Yesterday, I was attacked in the street by a 12-year-old… Watching violence.

Yesterday, I was attacked in the street by a 12-year-old.

Writer Ariane Sherine’s highly-intelligent daughter was telling me how, in drama classes at school, she had been taught to (stage) fight. 

She demonstrated this by repeatedly punching me in the face (but stopping short of physical contact) and delivering flying kicks to my body (but stopping short of physical contact).

Each time I was saved from physical harm by about an inch or maybe two. But I was increasingly slightly worried she might miscalculate. I feared (slightly) for the potential physical impact. The odds, I felt, would shorten the longer she demonstrated.

Which reminded me of a blog I posted here twelve years ago about writing an autobiography.

My opinion was and is that people are interested in people not in facts.

People are primarily interested in people.

Which brings us back to Ariane’s daughter’s demonstration of her stage-fighting technique.

I read an analysis when I was at college of how people watch screen violence. The study was able to use cameras to see exactly at which point in the screen the subjects’s eyes were concentrating.

Their results were not what I would have thought in advance but made sense when I thought about it.

If, for example, on screen, someone shoots or punches a person in the stomach, the victim will double over as the bullet/fist hits. If they are punched on the chin, their head will jerk backwards or sideways with the force of the punch. 

So what does the audience look at?

The viewer does not look at the victim’s stomach as the bullet or punch hits. They look at the victim’s face. They do not watch the action; they watch the re-action.

When someone is punched on the chin, they do not look at the point of impact. They do not look at the chin. They look at the eyes and facial reaction of the victim. Of course they do. It seems obvious,

The point is that they watch the re-action not the action. 

They are not primarily concentrating on the act or the fact of the action. They concentrate on the emotional and physical reaction of the person. 

Because people are primarily interested in people’s emotions and emotional reactions, not isolated, cold facts.

That’s equally important in writing autobiographies (or thrillers) as it is in filming action or even comedy films.

Man (or woman or other) slips on a banana skin’ is only interesting in so far as it affects a person.

They are interested in re-actions more than actions.

People are interested in people not abstract facts, except insofar as they affect  people.

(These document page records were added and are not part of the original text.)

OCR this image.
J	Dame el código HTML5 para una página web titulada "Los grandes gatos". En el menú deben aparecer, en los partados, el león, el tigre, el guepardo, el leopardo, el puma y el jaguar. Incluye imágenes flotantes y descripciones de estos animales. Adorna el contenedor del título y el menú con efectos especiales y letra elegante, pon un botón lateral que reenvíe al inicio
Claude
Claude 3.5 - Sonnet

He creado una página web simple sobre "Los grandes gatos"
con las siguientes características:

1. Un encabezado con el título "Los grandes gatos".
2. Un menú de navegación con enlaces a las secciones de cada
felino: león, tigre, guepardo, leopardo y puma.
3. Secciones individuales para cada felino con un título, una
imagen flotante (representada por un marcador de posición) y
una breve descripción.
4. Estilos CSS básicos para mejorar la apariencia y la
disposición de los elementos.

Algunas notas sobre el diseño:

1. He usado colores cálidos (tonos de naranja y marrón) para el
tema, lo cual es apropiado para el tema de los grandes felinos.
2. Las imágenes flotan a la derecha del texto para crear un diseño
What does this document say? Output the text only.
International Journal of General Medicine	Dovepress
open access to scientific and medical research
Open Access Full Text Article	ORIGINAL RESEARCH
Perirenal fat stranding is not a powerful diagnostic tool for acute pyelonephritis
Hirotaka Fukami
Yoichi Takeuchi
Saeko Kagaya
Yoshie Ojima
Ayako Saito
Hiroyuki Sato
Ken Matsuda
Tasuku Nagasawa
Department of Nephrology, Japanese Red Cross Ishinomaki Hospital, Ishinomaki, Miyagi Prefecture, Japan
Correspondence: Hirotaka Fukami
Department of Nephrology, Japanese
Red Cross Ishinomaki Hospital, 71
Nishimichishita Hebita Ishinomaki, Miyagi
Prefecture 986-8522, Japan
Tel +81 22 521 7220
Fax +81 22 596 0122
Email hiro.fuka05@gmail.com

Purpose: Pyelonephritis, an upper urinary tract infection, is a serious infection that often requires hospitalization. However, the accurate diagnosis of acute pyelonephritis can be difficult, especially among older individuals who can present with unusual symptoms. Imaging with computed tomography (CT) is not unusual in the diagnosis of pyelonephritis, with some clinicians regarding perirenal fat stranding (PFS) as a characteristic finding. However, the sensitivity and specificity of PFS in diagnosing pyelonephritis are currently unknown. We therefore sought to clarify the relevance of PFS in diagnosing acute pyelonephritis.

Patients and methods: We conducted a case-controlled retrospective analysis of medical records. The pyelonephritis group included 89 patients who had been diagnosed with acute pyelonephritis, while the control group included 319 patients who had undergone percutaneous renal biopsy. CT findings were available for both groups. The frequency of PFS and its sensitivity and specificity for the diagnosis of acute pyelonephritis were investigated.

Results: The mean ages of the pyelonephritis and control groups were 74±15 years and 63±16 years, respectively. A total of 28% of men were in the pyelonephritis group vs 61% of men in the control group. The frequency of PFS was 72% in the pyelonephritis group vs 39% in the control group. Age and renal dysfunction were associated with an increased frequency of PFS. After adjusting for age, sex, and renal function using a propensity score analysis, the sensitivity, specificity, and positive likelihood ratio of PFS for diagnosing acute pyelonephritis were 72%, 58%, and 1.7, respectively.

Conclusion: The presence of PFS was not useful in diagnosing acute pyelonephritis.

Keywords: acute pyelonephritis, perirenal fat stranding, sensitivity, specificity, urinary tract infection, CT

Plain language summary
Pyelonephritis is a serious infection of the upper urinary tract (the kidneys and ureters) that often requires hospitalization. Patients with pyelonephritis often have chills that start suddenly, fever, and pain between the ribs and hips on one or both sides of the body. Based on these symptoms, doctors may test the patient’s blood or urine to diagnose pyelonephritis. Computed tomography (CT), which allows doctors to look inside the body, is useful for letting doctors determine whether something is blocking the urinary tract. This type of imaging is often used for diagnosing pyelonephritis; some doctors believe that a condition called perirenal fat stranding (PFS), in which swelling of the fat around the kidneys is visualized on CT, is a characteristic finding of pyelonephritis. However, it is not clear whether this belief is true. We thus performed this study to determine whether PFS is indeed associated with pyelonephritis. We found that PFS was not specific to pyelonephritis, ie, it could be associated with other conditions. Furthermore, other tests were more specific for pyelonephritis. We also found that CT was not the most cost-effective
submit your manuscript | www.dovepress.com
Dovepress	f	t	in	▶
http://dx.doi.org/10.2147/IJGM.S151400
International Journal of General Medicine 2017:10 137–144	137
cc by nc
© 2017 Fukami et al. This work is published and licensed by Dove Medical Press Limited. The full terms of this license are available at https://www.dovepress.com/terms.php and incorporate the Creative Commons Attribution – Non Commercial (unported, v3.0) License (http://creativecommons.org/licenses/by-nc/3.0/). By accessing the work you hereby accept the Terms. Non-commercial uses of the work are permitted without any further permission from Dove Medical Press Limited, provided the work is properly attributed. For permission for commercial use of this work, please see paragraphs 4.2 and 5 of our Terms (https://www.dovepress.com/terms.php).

It’s all about people, people.

2 Comments

Filed under Books, Movies, Psychology, Violence

2 responses to “Yesterday, I was attacked in the street by a 12-year-old… Watching violence.

  1. Something I’ve noticed after reading quite a lot of autobiographies: they’re often great in the childhood years, good in the teen years, then tiresome in adulthood.

    My theory is that, when they write about their youth, they focus on what was subjectively important to them at the time: the stuff that left a mark on memory. It’s not the kind of detail you find in history books. It could be a passage about the tree on the corner of the block, or an aunt with a wart on her nose, or the time they saw the backroom at the dry-cleaners. But it’s fascinating for us because it was fascinating for them as they lived it.

    Then, in adulthood, it becomes a list of “important” events: marriage, divorce, new movie, dinner with the pope, etc.